Maybe it is partly because of second order information about responses to Instagram posts that the company has recently decided to add a new feature. Instagram users can now opt to “turn off commenting” before posting a photo (O’Brien).

instagram

The new feature is meant to make Instagram a more welcoming and safe place for everyone (O’Brien). They are also making it easier for those with private accounts to remove followers they no longer want to have access to their accounts (O’Brien). These changes may make Instagram more relationship-friendly in the long run.

Breaking up on social media is part of the discussion in The Breakup 2.0 as seen in its title. Something that all four of my friends could agree on is that it is not acceptable to breakup on Instagram. I asked them why, considering they were fine in some cases with starting a relationship on it. They were all adamant that breakups need to be done face to face.  One of the girls said she had broken up with someone via phone call but only because they were a significant distance apart at the time.  They reasoned that it seemed disrespectful to not take the time to have a real conversation with someone when you broke up with them.  They went onto say that it was important to hear a person’s tone and get the details of why you were breaking up. They explained that those things would be difficult to communicate on Instagram.

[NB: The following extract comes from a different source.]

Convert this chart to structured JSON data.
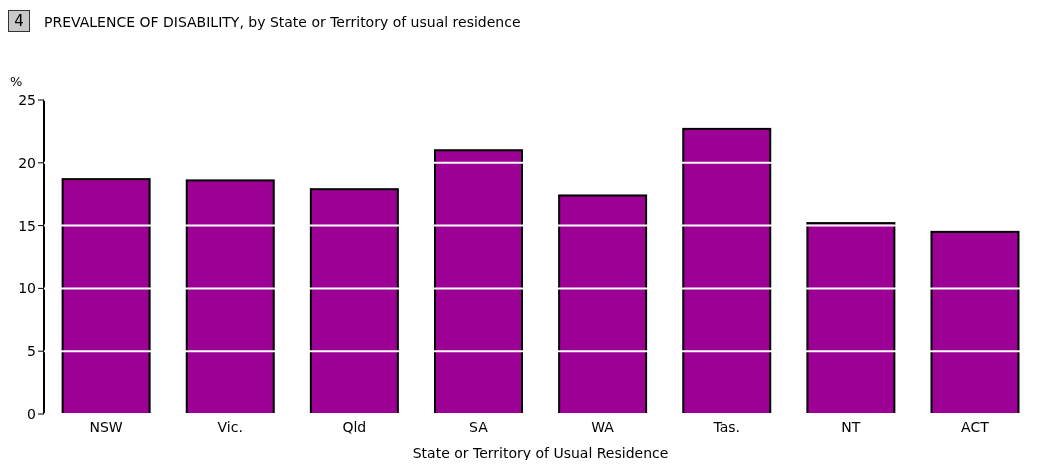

Male number one had a different reason for not using the Instagram breakup strategy. He said it was because at that point he would have the girl’s number so there would be no reason to use Instagram.  This made more sense to me as his reason for using Instagram to start a relationship was lack of a better way to communicate. Male number two just disagreed with the whole premise of a social media breakup and called it disrespectful. This showed that breaking up via Instagram, at least amongst my small test group, was considered taboo.

Once there is a breakup it can be hard to move forward. Articles like the one in Vogue discuss the etiquette of breaking up on social media because the reminders of your relationship “live on in your and your ex’s feeds” (Garcia). The editors agreed that it was perfectly acceptable to unfollow an ex on Instagram, but purging old photos was a little trickier (Garcia). One writer said she planned ahead and never posted photos of the relationship on Instagram, and another suggested just getting a new handle and starting over (Garcia).

With Instagram being a website focused on photographs, it is easy for someone who uses it to become a bit of a narcissist.  We begin to base our idea of attractiveness on a number of likes. We also judge a person based on what they choose to show us, or in other words what they make public.  I believe that this is a slippery slope to be on, and is true of Instagram just like other social media.  While you may be able to glean some real-life information about an individual from what they post on Instagram, it is important to reserve your assessments for the real person and not the picture they chose to show you.

Sources:

Christian, Scott. “The Delicate Politics of Dating and Instagram.” Glamour. Condé Nast, 28 May 2015. Web. 12 Dec. 2016.

“FAQ.” Instagram. 2016. Web. 12 Dec. 2016.

Garcia, Patricia. “Social Media Breakup Etiquette: How to Handle Past Relationships on Facebook and Instagram.” Vogue. 10 Nov. 2014. Web. 12 Dec. 2016.

Gershon, Ilana. The Breakup 2.0: Disconnecting over New Media. Ithaca, NY: Cornell UP, 2010. Print.

“Instagram.” GCFLearnFree. Goodwill Community Foundation, 2016. Web. 12 Dec. 2016.

O’Brien, Sara Ashley. “Instagram Finally Lets Users Disable Comments.” CNNMoney. Cable News Network, 6 Dec. 2016. Web. 12 Dec. 2016.

Wortham, Jenna. “Cupid’s Arrows Fly on Social Media, Too.” The New York Times. The New York Times, 28 June 2014. Web. 12 Dec. 2016.